In Germany, this relationship changed dramatically from the 1950s/1960s onwards: The consolidation of agricultural land, i.e. the reallocation and reorganization of agricultural land ownership to increase efficiency, resulted in most small farmers giving up their businesses since they could not afford the expensive machines necessary for cultivating large areas. Streamlining agriculture was also devastating for nature. The consolidation of fields resulted in large-scale monocultures, causing desertification of the landscape, which in turn led to a sharp decline in biodiversity due to the clearing of hedges, destruction of field margins or the channelling of streams. The rural population now looked for work in cities. People either commuted to work or moved away entirely from the countryside; villages wasted away and became ghost towns. Thriving communities became so-called “sleeping villages” (places that are empty during the day) and “commuter towns”, and remain so to this day.
Simon Modersohn’s paintings illustrate this malaise. They are a subtle play on human presence and absence, a psychogram of current everyday life in rural and suburban areas. The buildings n Simon Modersohn’s paintings almost seem to lead a life of their own.

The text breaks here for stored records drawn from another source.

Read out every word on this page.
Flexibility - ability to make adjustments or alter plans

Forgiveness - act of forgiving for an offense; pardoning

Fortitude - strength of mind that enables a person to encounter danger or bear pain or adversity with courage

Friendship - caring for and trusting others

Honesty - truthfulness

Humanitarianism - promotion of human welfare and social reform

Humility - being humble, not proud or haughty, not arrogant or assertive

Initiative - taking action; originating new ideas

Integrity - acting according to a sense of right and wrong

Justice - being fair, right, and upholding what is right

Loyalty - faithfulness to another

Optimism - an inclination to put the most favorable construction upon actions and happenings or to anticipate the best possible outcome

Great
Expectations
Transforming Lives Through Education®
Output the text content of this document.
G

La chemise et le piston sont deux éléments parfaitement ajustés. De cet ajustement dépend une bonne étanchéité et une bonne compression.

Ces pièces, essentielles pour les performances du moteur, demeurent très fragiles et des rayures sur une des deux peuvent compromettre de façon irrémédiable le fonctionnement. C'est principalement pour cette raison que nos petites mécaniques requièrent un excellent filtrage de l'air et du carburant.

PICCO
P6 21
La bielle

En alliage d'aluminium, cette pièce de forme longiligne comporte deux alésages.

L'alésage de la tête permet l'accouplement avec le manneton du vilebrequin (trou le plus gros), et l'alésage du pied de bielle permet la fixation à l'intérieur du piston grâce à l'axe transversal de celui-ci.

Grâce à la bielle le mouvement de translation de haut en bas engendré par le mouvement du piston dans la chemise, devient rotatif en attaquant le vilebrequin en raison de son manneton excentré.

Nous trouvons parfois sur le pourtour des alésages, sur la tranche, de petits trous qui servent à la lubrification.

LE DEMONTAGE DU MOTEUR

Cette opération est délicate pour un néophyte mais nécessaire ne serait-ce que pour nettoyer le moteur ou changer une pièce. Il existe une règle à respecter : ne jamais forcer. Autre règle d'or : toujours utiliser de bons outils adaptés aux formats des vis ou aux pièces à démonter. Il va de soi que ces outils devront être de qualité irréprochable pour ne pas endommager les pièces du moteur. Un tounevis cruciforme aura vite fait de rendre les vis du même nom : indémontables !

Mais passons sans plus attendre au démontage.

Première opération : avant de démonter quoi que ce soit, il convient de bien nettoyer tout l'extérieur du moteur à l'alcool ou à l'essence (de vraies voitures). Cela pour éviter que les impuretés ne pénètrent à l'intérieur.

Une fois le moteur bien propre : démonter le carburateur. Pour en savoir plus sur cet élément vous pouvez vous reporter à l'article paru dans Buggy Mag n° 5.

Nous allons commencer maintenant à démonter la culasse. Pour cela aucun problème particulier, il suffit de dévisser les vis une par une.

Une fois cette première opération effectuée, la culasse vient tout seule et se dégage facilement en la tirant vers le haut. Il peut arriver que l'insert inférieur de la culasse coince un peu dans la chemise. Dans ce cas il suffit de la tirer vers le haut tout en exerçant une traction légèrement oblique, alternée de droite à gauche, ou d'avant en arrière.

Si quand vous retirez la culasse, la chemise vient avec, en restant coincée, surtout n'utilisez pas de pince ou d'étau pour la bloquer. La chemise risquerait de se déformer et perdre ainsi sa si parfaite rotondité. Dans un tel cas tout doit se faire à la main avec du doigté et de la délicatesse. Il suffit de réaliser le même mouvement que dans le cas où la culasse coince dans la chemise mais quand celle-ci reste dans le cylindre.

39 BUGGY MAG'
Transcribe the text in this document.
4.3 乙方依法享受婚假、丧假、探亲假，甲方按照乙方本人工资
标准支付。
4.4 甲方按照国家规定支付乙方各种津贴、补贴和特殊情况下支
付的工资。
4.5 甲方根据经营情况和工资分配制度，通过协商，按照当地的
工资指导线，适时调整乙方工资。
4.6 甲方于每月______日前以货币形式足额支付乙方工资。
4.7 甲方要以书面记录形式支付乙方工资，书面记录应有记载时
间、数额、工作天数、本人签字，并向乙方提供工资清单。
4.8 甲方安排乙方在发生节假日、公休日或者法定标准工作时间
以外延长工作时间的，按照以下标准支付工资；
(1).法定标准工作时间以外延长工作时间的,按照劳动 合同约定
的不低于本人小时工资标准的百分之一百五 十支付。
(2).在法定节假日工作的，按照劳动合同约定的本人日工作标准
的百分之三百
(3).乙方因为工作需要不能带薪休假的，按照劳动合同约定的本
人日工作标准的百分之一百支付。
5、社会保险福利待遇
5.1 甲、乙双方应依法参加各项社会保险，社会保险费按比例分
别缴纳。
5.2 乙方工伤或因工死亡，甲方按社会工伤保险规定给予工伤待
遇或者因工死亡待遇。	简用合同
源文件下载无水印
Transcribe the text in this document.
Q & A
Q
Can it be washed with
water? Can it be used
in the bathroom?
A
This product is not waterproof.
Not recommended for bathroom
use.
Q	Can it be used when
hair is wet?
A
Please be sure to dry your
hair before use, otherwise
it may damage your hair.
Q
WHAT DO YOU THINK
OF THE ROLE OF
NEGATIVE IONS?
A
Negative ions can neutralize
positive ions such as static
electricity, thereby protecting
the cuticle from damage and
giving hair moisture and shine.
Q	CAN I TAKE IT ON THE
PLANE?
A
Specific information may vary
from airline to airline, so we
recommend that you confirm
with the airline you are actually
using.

The interiors and still lifes are also characterized by elements of the uncanny, absurd, fantastic or enigmatic.
“….” opens onto a narrow corridor that ends in a closed door. Various things are lying or standing on the floor in front of it, blocking the way to the door: a handbag out of which the red lighter must have fallen, a buggy, a dark blue garbage bin without a lid standing on a cardboard box, an open black umbrella. We’re intrigued. Are we inside a house looking towards the front door, or are we outside looking in? The window with half-closed blinds behind the buggy also doesn’t provide any concrete reference, except that it is brighter on the other side than where we are.
In art, a window is an ambiguous object that both separates and connects. The window frames the view from a private interior to the outdoors, it is the threshold between inside and outside. A window allows a glimpse of the past or a view of the future, or it can be a surface on which one’s inner soul is depicted.
In Simon Modersohn’s paintings, there are windows without any view whatsoever. The contact between inside and outside remains blocked. Isolated from one’s environment, only the reflection of oneself remains.
The viewer becomes a mute witness to an apparently utterly lifeless stage-set, seemingly obeying its own rules. The tension in the paintings lies in the absence of events. Our gaze is drawn to a moment of calm and stagnation, which seems unstable, threatening, and enigmatic at the same time. Simon Modersohn leads an alleged desolation of the subject into the absurd, and links the uncanny with the mysterious. The uncanny describes how the familiar becomes peculiar and strange. Our imagination is stimulated when we encounter something unfamiliar, something that we cannot classify and that at first glance seems strange to us. One tries to discover the unknown and the enigmatic, to decipher it. But not all puzzles can be solved. Some things remain unfathomable, and the explanation that exists beyond analytical thinking undoubtedly remains: we humans are probably our own biggest mystery.